In order to get a clear picture of the effectiveness of a multi-stage stimulation treatment pumped into the horizontal wellbore of a tight gas reservoir, one must integrate data from a number of different sources. This will provide a more complete forecast of the reservoir's development.

The Montney formation straddles the British Columbia / Alberta border in the Western Canadian Sedimentary Basin. There is significant variability in the formation's properties across its area, but even so, we have seen a multitude of horizontal wellbores lined up within the formation in recent years. Many involved have questions about fracture spacing along a horizontal wellbore, and ultimately, the spacing of the horizontal wells in a field. The answers to these questions can lead to improved recovery factors and better economics for the resource play.

In this case study, seven stages of Basal Doig / Upper Montney microseismic data are integrated with fracture pumping information, and finally incorporated into a reservoir simulator. Two years of production history from the Montney horizontal is matched to "calibrate" the four layer reservoir model and make it a predictive tool. This provides the basis for understanding of drainage radiuses around the fractures, and for recommendations on fracture spacing in order to optimize completions in subsequent wells.
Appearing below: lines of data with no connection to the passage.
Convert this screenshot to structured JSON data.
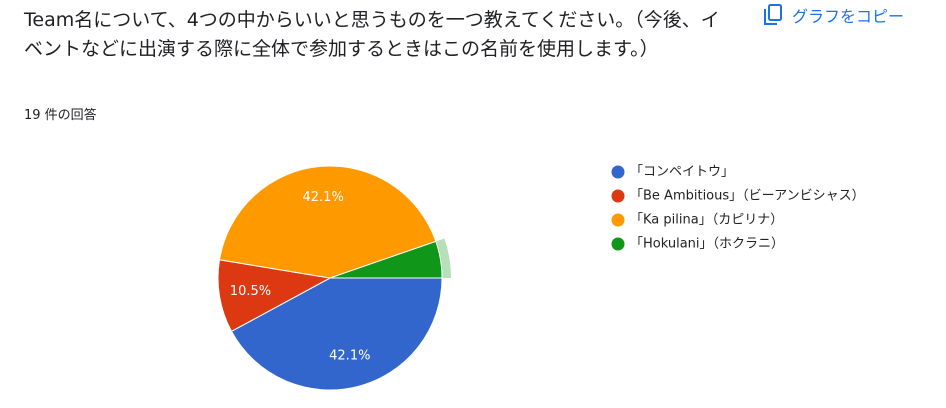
{
  "title": "Team名について、4つの中からいいと思うものを一つ教えてください。（今後、イベントなどに出演する際に全体で参加するときはこの名前を使用します。）",
  "subtitle": "19 件の回答",
  "copy_button": "グラフをコピー",
  "chart_data": {
    "type": "pie",
    "categories": [
      "「コンペイトウ」",
      "「Be Ambitious」（ビーアンビシャス）",
      "「Ka pilina」（カピリナ）",
      "「Hokulani」（ホクラニ）"
    ],
    "values": [
      42.1,
      10.5,
      42.1,
      5.3
    ],
    "value_labels": [
      "42.1%",
      "10.5%",
      "42.1%",
      null
    ],
    "colors": [
      "#3366cc",
      "#dc3912",
      "#ff9900",
      "#109618"
    ],
    "legend": "right"
  }
}
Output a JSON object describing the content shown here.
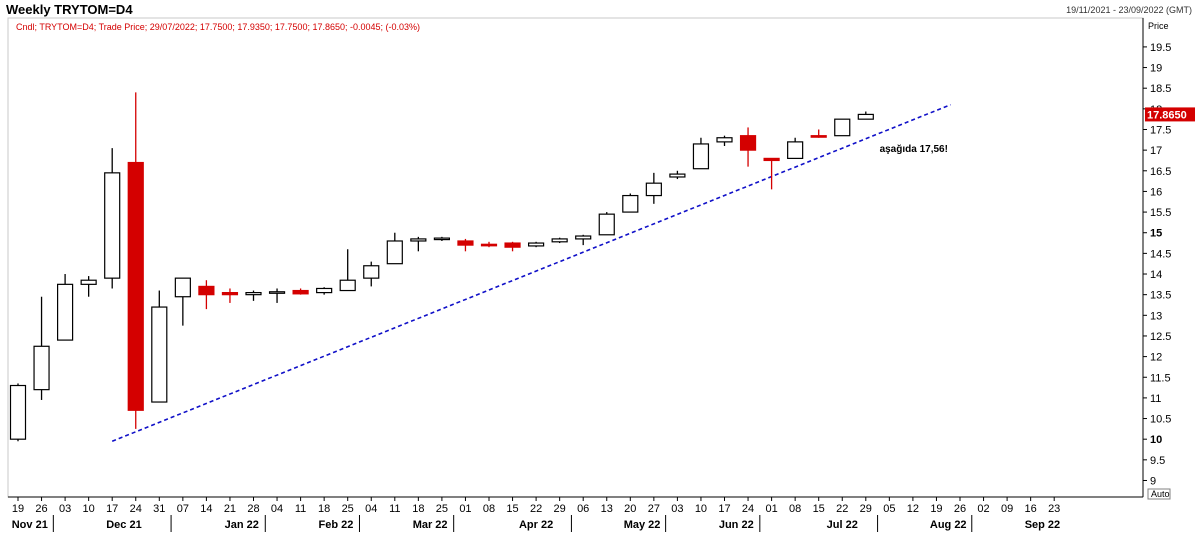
{
  "header": {
    "title": "Weekly TRYTOM=D4",
    "date_range": "19/11/2021 - 23/09/2022 (GMT)",
    "legend": "Cndl; TRYTOM=D4; Trade Price; 29/07/2022; 17.7500; 17.9350; 17.7500; 17.8650; -0.0045; (-0.03%)"
  },
  "colors": {
    "up_fill": "#ffffff",
    "down_fill": "#d40000",
    "outline": "#000000",
    "trendline": "#1010c8",
    "last_price_bg": "#d40000"
  },
  "chart_data": {
    "type": "candlestick",
    "title": "Weekly TRYTOM=D4",
    "ylabel": "Price",
    "ylim": [
      8.6,
      20.2
    ],
    "y_ticks": [
      9,
      9.5,
      10,
      10.5,
      11,
      11.5,
      12,
      12.5,
      13,
      13.5,
      14,
      14.5,
      15,
      15.5,
      16,
      16.5,
      17,
      17.5,
      18,
      18.5,
      19,
      19.5
    ],
    "y_ticks_bold": [
      10,
      15
    ],
    "y_auto_label": "Auto",
    "last_price": 17.865,
    "last_price_label": "17.8650",
    "x_ticks": [
      "19",
      "26",
      "03",
      "10",
      "17",
      "24",
      "31",
      "07",
      "14",
      "21",
      "28",
      "04",
      "11",
      "18",
      "25",
      "04",
      "11",
      "18",
      "25",
      "01",
      "08",
      "15",
      "22",
      "29",
      "06",
      "13",
      "20",
      "27",
      "03",
      "10",
      "17",
      "24",
      "01",
      "08",
      "15",
      "22",
      "29",
      "05",
      "12",
      "19",
      "26",
      "02",
      "09",
      "16",
      "23"
    ],
    "months": [
      {
        "label": "Nov 21",
        "index": 0.5
      },
      {
        "label": "Dec 21",
        "index": 4.5
      },
      {
        "label": "Jan 22",
        "index": 9.5
      },
      {
        "label": "Feb 22",
        "index": 13.5
      },
      {
        "label": "Mar 22",
        "index": 17.5
      },
      {
        "label": "Apr 22",
        "index": 22
      },
      {
        "label": "May 22",
        "index": 26.5
      },
      {
        "label": "Jun 22",
        "index": 30.5
      },
      {
        "label": "Jul 22",
        "index": 35
      },
      {
        "label": "Aug 22",
        "index": 39.5
      },
      {
        "label": "Sep 22",
        "index": 43.5
      }
    ],
    "month_separators": [
      1.5,
      6.5,
      10.5,
      14.5,
      18.5,
      23.5,
      27.5,
      31.5,
      36.5,
      40.5
    ],
    "candles": [
      {
        "date": "19/11/2021",
        "open": 10.0,
        "high": 11.35,
        "low": 9.95,
        "close": 11.3
      },
      {
        "date": "26/11/2021",
        "open": 11.2,
        "high": 13.45,
        "low": 10.95,
        "close": 12.25
      },
      {
        "date": "03/12/2021",
        "open": 12.4,
        "high": 14.0,
        "low": 12.4,
        "close": 13.75
      },
      {
        "date": "10/12/2021",
        "open": 13.75,
        "high": 13.95,
        "low": 13.45,
        "close": 13.85
      },
      {
        "date": "17/12/2021",
        "open": 13.9,
        "high": 17.05,
        "low": 13.65,
        "close": 16.45
      },
      {
        "date": "24/12/2021",
        "open": 16.7,
        "high": 18.4,
        "low": 10.25,
        "close": 10.7
      },
      {
        "date": "31/12/2021",
        "open": 10.9,
        "high": 13.6,
        "low": 10.9,
        "close": 13.2
      },
      {
        "date": "07/01/2022",
        "open": 13.45,
        "high": 13.9,
        "low": 12.75,
        "close": 13.9
      },
      {
        "date": "14/01/2022",
        "open": 13.7,
        "high": 13.85,
        "low": 13.15,
        "close": 13.5
      },
      {
        "date": "21/01/2022",
        "open": 13.55,
        "high": 13.65,
        "low": 13.3,
        "close": 13.5
      },
      {
        "date": "28/01/2022",
        "open": 13.5,
        "high": 13.6,
        "low": 13.35,
        "close": 13.55
      },
      {
        "date": "04/02/2022",
        "open": 13.55,
        "high": 13.65,
        "low": 13.3,
        "close": 13.57
      },
      {
        "date": "11/02/2022",
        "open": 13.6,
        "high": 13.65,
        "low": 13.5,
        "close": 13.52
      },
      {
        "date": "18/02/2022",
        "open": 13.55,
        "high": 13.68,
        "low": 13.5,
        "close": 13.65
      },
      {
        "date": "25/02/2022",
        "open": 13.6,
        "high": 14.6,
        "low": 13.6,
        "close": 13.85
      },
      {
        "date": "04/03/2022",
        "open": 13.9,
        "high": 14.3,
        "low": 13.7,
        "close": 14.2
      },
      {
        "date": "11/03/2022",
        "open": 14.25,
        "high": 15.0,
        "low": 14.25,
        "close": 14.8
      },
      {
        "date": "18/03/2022",
        "open": 14.8,
        "high": 14.9,
        "low": 14.55,
        "close": 14.85
      },
      {
        "date": "25/03/2022",
        "open": 14.85,
        "high": 14.9,
        "low": 14.8,
        "close": 14.87
      },
      {
        "date": "01/04/2022",
        "open": 14.8,
        "high": 14.85,
        "low": 14.55,
        "close": 14.7
      },
      {
        "date": "08/04/2022",
        "open": 14.72,
        "high": 14.78,
        "low": 14.65,
        "close": 14.7
      },
      {
        "date": "15/04/2022",
        "open": 14.75,
        "high": 14.78,
        "low": 14.55,
        "close": 14.65
      },
      {
        "date": "22/04/2022",
        "open": 14.68,
        "high": 14.78,
        "low": 14.65,
        "close": 14.75
      },
      {
        "date": "29/04/2022",
        "open": 14.78,
        "high": 14.88,
        "low": 14.75,
        "close": 14.85
      },
      {
        "date": "06/05/2022",
        "open": 14.85,
        "high": 14.95,
        "low": 14.7,
        "close": 14.92
      },
      {
        "date": "13/05/2022",
        "open": 14.95,
        "high": 15.5,
        "low": 14.95,
        "close": 15.45
      },
      {
        "date": "20/05/2022",
        "open": 15.5,
        "high": 15.95,
        "low": 15.5,
        "close": 15.9
      },
      {
        "date": "27/05/2022",
        "open": 15.9,
        "high": 16.45,
        "low": 15.7,
        "close": 16.2
      },
      {
        "date": "03/06/2022",
        "open": 16.35,
        "high": 16.5,
        "low": 16.3,
        "close": 16.42
      },
      {
        "date": "10/06/2022",
        "open": 16.55,
        "high": 17.3,
        "low": 16.55,
        "close": 17.15
      },
      {
        "date": "17/06/2022",
        "open": 17.2,
        "high": 17.35,
        "low": 17.1,
        "close": 17.3
      },
      {
        "date": "24/06/2022",
        "open": 17.35,
        "high": 17.55,
        "low": 16.6,
        "close": 17.0
      },
      {
        "date": "01/07/2022",
        "open": 16.8,
        "high": 16.8,
        "low": 16.05,
        "close": 16.75
      },
      {
        "date": "08/07/2022",
        "open": 16.8,
        "high": 17.3,
        "low": 16.8,
        "close": 17.2
      },
      {
        "date": "15/07/2022",
        "open": 17.35,
        "high": 17.5,
        "low": 17.3,
        "close": 17.32
      },
      {
        "date": "22/07/2022",
        "open": 17.35,
        "high": 17.75,
        "low": 17.35,
        "close": 17.75
      },
      {
        "date": "29/07/2022",
        "open": 17.75,
        "high": 17.935,
        "low": 17.75,
        "close": 17.865
      }
    ],
    "trendline": {
      "x0_index": 4.0,
      "y0": 9.95,
      "x1_index": 39.6,
      "y1": 18.1
    },
    "annotation": {
      "text": "aşağıda 17,56!",
      "x_index": 36.5,
      "y": 17.05
    }
  }
}
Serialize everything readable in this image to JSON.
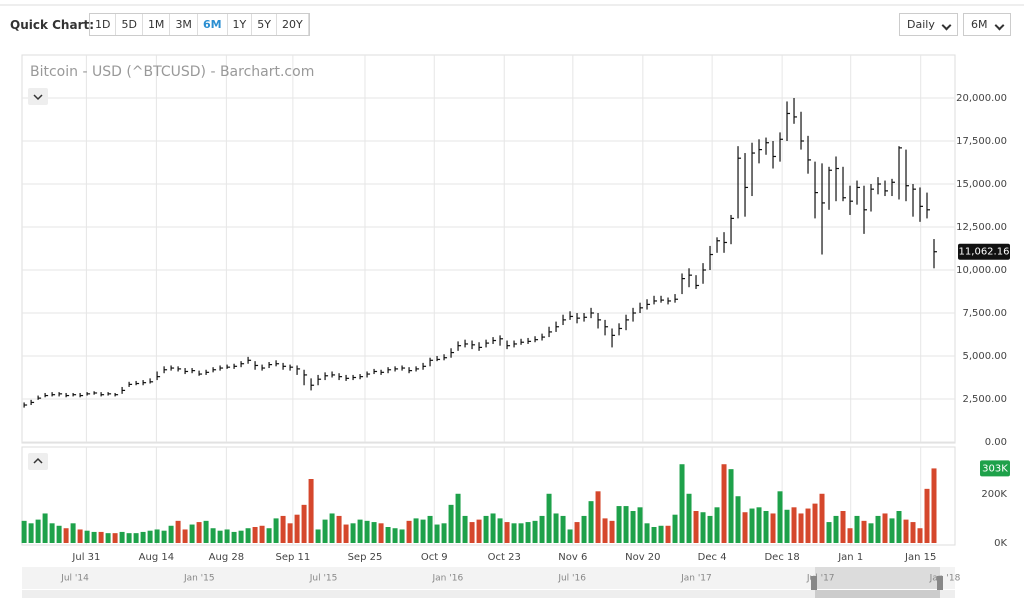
{
  "toolbar": {
    "label": "Quick Chart:",
    "ranges": [
      "1D",
      "5D",
      "1M",
      "3M",
      "6M",
      "1Y",
      "5Y",
      "20Y"
    ],
    "active": 4,
    "interval": "Daily",
    "period": "6M"
  },
  "chart_data": {
    "type": "ohlc",
    "title": "Bitcoin - USD (^BTCUSD) - Barchart.com",
    "color": "#111",
    "grid": true,
    "high": [
      2300,
      2450,
      2700,
      2850,
      2900,
      2900,
      2850,
      2850,
      2850,
      2900,
      2950,
      2900,
      2900,
      2850,
      3200,
      3500,
      3550,
      3600,
      3700,
      4100,
      4400,
      4450,
      4400,
      4300,
      4300,
      4150,
      4200,
      4350,
      4450,
      4500,
      4550,
      4700,
      4950,
      4700,
      4500,
      4650,
      4750,
      4600,
      4500,
      4450,
      4200,
      3700,
      3900,
      4050,
      4100,
      4000,
      3900,
      3900,
      3950,
      4100,
      4250,
      4200,
      4350,
      4400,
      4450,
      4350,
      4400,
      4600,
      4900,
      5000,
      5100,
      5450,
      5850,
      5950,
      5900,
      5800,
      5950,
      6100,
      6200,
      5900,
      5900,
      6000,
      6050,
      6150,
      6300,
      6700,
      7000,
      7400,
      7600,
      7500,
      7500,
      7800,
      7500,
      7100,
      6600,
      6900,
      7400,
      7800,
      8100,
      8300,
      8500,
      8500,
      8400,
      8600,
      9800,
      10100,
      9700,
      10400,
      11400,
      11900,
      12200,
      13200,
      17200,
      16800,
      17400,
      17600,
      17700,
      17500,
      18000,
      19800,
      20000,
      19200,
      17800,
      16300,
      16200,
      16000,
      16600,
      16000,
      14900,
      15200,
      14900,
      15000,
      15400,
      15200,
      15300,
      17200,
      17000,
      15000,
      14800,
      14500,
      11800
    ],
    "low": [
      2000,
      2150,
      2450,
      2600,
      2650,
      2650,
      2600,
      2650,
      2600,
      2700,
      2750,
      2650,
      2700,
      2650,
      2800,
      3200,
      3300,
      3300,
      3400,
      3600,
      4000,
      4150,
      4100,
      3950,
      4000,
      3850,
      3900,
      4050,
      4150,
      4250,
      4250,
      4350,
      4550,
      4200,
      4150,
      4300,
      4400,
      4200,
      4150,
      3900,
      3300,
      3000,
      3300,
      3600,
      3750,
      3600,
      3550,
      3600,
      3650,
      3750,
      3950,
      3900,
      4000,
      4100,
      4150,
      4000,
      4100,
      4200,
      4400,
      4700,
      4750,
      4900,
      5300,
      5500,
      5400,
      5300,
      5500,
      5700,
      5600,
      5400,
      5500,
      5650,
      5700,
      5800,
      5900,
      6100,
      6400,
      6800,
      7100,
      6900,
      7000,
      7200,
      6600,
      6200,
      5500,
      6200,
      6500,
      7000,
      7500,
      7700,
      8000,
      8100,
      8000,
      8100,
      8600,
      9000,
      8900,
      9200,
      10000,
      11000,
      11000,
      11500,
      13000,
      13100,
      14300,
      16200,
      16700,
      15900,
      16300,
      17500,
      18500,
      17000,
      15600,
      13000,
      10900,
      13500,
      14000,
      14000,
      13200,
      13800,
      12100,
      13400,
      14400,
      14300,
      14300,
      14100,
      14000,
      13100,
      12800,
      13000,
      10100
    ],
    "close": [
      2150,
      2300,
      2550,
      2700,
      2750,
      2800,
      2700,
      2750,
      2700,
      2800,
      2850,
      2750,
      2800,
      2750,
      3000,
      3350,
      3400,
      3450,
      3500,
      3800,
      4200,
      4300,
      4250,
      4100,
      4150,
      3950,
      4050,
      4200,
      4300,
      4350,
      4400,
      4550,
      4750,
      4450,
      4300,
      4500,
      4550,
      4400,
      4350,
      4250,
      3900,
      3300,
      3650,
      3850,
      3900,
      3800,
      3700,
      3750,
      3800,
      3950,
      4100,
      4050,
      4200,
      4250,
      4300,
      4150,
      4250,
      4400,
      4750,
      4800,
      4900,
      5200,
      5600,
      5700,
      5650,
      5500,
      5750,
      5900,
      6000,
      5600,
      5700,
      5800,
      5850,
      5950,
      6100,
      6400,
      6700,
      7100,
      7300,
      7200,
      7250,
      7500,
      7100,
      6700,
      6200,
      6600,
      7100,
      7500,
      7800,
      8000,
      8200,
      8250,
      8200,
      8300,
      9500,
      9700,
      9100,
      10000,
      10900,
      11700,
      11600,
      13000,
      16500,
      14800,
      16800,
      17000,
      17400,
      16600,
      17600,
      19100,
      18900,
      17500,
      16400,
      14500,
      13900,
      15800,
      15900,
      14200,
      14000,
      14800,
      13500,
      14700,
      15000,
      14600,
      15100,
      17100,
      14900,
      14700,
      13700,
      13500,
      11062.16
    ],
    "last_value_label": "11,062.16",
    "xlim": [
      -0.3,
      133
    ],
    "xticks": [
      {
        "value": 8.9,
        "label": "Jul 31"
      },
      {
        "value": 18.9,
        "label": "Aug 14"
      },
      {
        "value": 28.9,
        "label": "Aug 28"
      },
      {
        "value": 38.4,
        "label": "Sep 11"
      },
      {
        "value": 48.7,
        "label": "Sep 25"
      },
      {
        "value": 58.6,
        "label": "Oct 9"
      },
      {
        "value": 68.6,
        "label": "Oct 23"
      },
      {
        "value": 78.4,
        "label": "Nov 6"
      },
      {
        "value": 88.4,
        "label": "Nov 20"
      },
      {
        "value": 98.3,
        "label": "Dec 4"
      },
      {
        "value": 108.3,
        "label": "Dec 18"
      },
      {
        "value": 118.1,
        "label": "Jan 1"
      },
      {
        "value": 128.1,
        "label": "Jan 15"
      }
    ],
    "ylim": [
      0,
      22500
    ],
    "yticks": [
      {
        "value": 0,
        "label": "0.00"
      },
      {
        "value": 2500,
        "label": "2,500.00"
      },
      {
        "value": 5000,
        "label": "5,000.00"
      },
      {
        "value": 7500,
        "label": "7,500.00"
      },
      {
        "value": 10000,
        "label": "10,000.00"
      },
      {
        "value": 12500,
        "label": "12,500.00"
      },
      {
        "value": 15000,
        "label": "15,000.00"
      },
      {
        "value": 17500,
        "label": "17,500.00"
      },
      {
        "value": 20000,
        "label": "20,000.00"
      }
    ],
    "volume": {
      "type": "bar",
      "up_color": "#1ea14a",
      "down_color": "#d5472c",
      "values": [
        90,
        80,
        95,
        120,
        80,
        70,
        60,
        80,
        55,
        50,
        45,
        45,
        40,
        40,
        45,
        40,
        40,
        45,
        50,
        55,
        50,
        70,
        90,
        55,
        75,
        85,
        90,
        60,
        50,
        55,
        45,
        50,
        60,
        65,
        70,
        60,
        100,
        110,
        80,
        115,
        155,
        260,
        55,
        95,
        120,
        110,
        75,
        80,
        95,
        90,
        85,
        80,
        65,
        60,
        55,
        90,
        100,
        95,
        110,
        75,
        80,
        155,
        200,
        110,
        85,
        95,
        110,
        120,
        100,
        85,
        80,
        80,
        85,
        90,
        110,
        200,
        120,
        110,
        55,
        85,
        110,
        170,
        210,
        100,
        90,
        150,
        150,
        130,
        145,
        80,
        65,
        70,
        70,
        115,
        320,
        200,
        130,
        125,
        110,
        145,
        320,
        300,
        190,
        125,
        140,
        145,
        130,
        120,
        210,
        135,
        145,
        120,
        140,
        160,
        200,
        85,
        110,
        130,
        60,
        110,
        90,
        80,
        110,
        120,
        100,
        130,
        95,
        85,
        60,
        220,
        303
      ],
      "last_value_label": "303K",
      "ylim": [
        0,
        390
      ],
      "yticks": [
        {
          "value": 0,
          "label": "0K"
        },
        {
          "value": 200,
          "label": "200K"
        }
      ]
    }
  },
  "navigator": {
    "labels": [
      "Jul '14",
      "Jan '15",
      "Jul '15",
      "Jan '16",
      "Jul '16",
      "Jan '17",
      "Jul '17",
      "Jan '18"
    ]
  }
}
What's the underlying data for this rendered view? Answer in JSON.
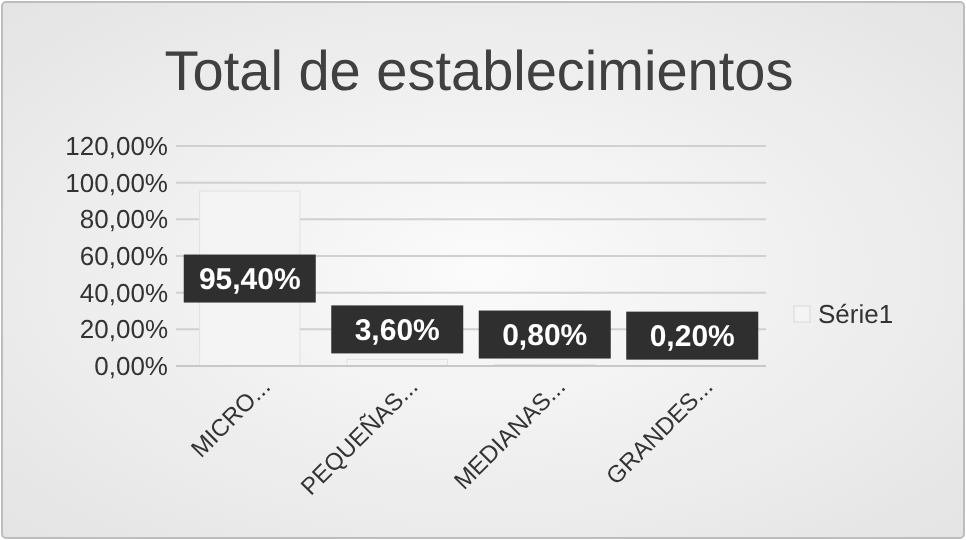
{
  "chart_data": {
    "type": "bar",
    "title": "Total de establecimientos",
    "categories": [
      "MICRO...",
      "PEQUEÑAS...",
      "MEDIANAS...",
      "GRANDES..."
    ],
    "series": [
      {
        "name": "Série1",
        "color": "#f4f4f4",
        "values": [
          95.4,
          3.6,
          0.8,
          0.2
        ],
        "value_labels": [
          "95,40%",
          "3,60%",
          "0,80%",
          "0,20%"
        ]
      }
    ],
    "ylim": [
      0,
      120
    ],
    "yticks": [
      {
        "value": 0,
        "label": "0,00%"
      },
      {
        "value": 20,
        "label": "20,00%"
      },
      {
        "value": 40,
        "label": "40,00%"
      },
      {
        "value": 60,
        "label": "60,00%"
      },
      {
        "value": 80,
        "label": "80,00%"
      },
      {
        "value": 100,
        "label": "100,00%"
      },
      {
        "value": 120,
        "label": "120,00%"
      }
    ],
    "grid": "y",
    "legend": "right"
  }
}
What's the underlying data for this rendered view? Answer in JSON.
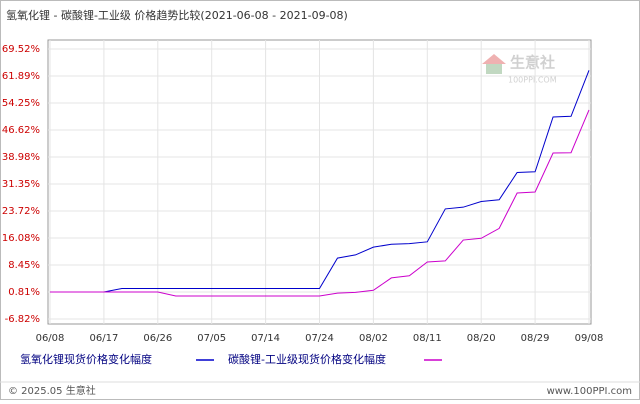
{
  "chart_data": {
    "type": "line",
    "title": "氢氧化锂 - 碳酸锂-工业级 价格趋势比较(2021-06-08 - 2021-09-08)",
    "categories": [
      "06/08",
      null,
      null,
      "06/17",
      null,
      null,
      "06/26",
      null,
      null,
      "07/05",
      null,
      null,
      "07/14",
      null,
      null,
      "07/24",
      null,
      null,
      "08/02",
      null,
      null,
      "08/11",
      null,
      null,
      "08/20",
      null,
      null,
      "08/29",
      null,
      null,
      "09/08"
    ],
    "series": [
      {
        "name": "氢氧化锂现货价格变化幅度",
        "color": "#0000cc",
        "values": [
          0.81,
          0.81,
          0.81,
          0.81,
          1.8,
          1.8,
          1.8,
          1.8,
          1.8,
          1.8,
          1.8,
          1.8,
          1.8,
          1.8,
          1.8,
          1.8,
          10.4,
          11.3,
          13.5,
          14.3,
          14.5,
          15.0,
          24.3,
          24.8,
          26.4,
          26.9,
          34.6,
          34.8,
          50.3,
          50.5,
          63.5
        ]
      },
      {
        "name": "碳酸锂-工业级现货价格变化幅度",
        "color": "#cc00cc",
        "values": [
          0.81,
          0.81,
          0.81,
          0.81,
          0.81,
          0.81,
          0.81,
          -0.3,
          -0.3,
          -0.3,
          -0.3,
          -0.3,
          -0.3,
          -0.3,
          -0.3,
          -0.3,
          0.5,
          0.7,
          1.3,
          4.8,
          5.4,
          9.3,
          9.6,
          15.5,
          16.0,
          18.8,
          28.8,
          29.1,
          40.1,
          40.2,
          52.3
        ]
      }
    ],
    "ylim": [
      -6.82,
      69.52
    ],
    "yticks": [
      {
        "value": 69.52,
        "label": "69.52%"
      },
      {
        "value": 61.89,
        "label": "61.89%"
      },
      {
        "value": 54.25,
        "label": "54.25%"
      },
      {
        "value": 46.62,
        "label": "46.62%"
      },
      {
        "value": 38.98,
        "label": "38.98%"
      },
      {
        "value": 31.35,
        "label": "31.35%"
      },
      {
        "value": 23.72,
        "label": "23.72%"
      },
      {
        "value": 16.08,
        "label": "16.08%"
      },
      {
        "value": 8.45,
        "label": "8.45%"
      },
      {
        "value": 0.81,
        "label": "0.81%"
      },
      {
        "value": -6.82,
        "label": "-6.82%"
      }
    ],
    "grid": true
  },
  "watermark": {
    "name": "生意社",
    "site": "100PPI.COM"
  },
  "footer": {
    "left": "© 2025.05 生意社",
    "right": "www.100PPI.com"
  }
}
The calibrated reservoir model is then used as a predictive tool to understand drainage radius and productivity differences when the number of fracture stages in the wellbore is increased to reduce fracture spacing. Predictably, the cumulative production from the tight gas well with more stages is greater than the same well with fewer stages. Ultimately, there is an economic trade-off between completing the well with more stages and increased well productivity, and an optimal combination that differs from one region to the next.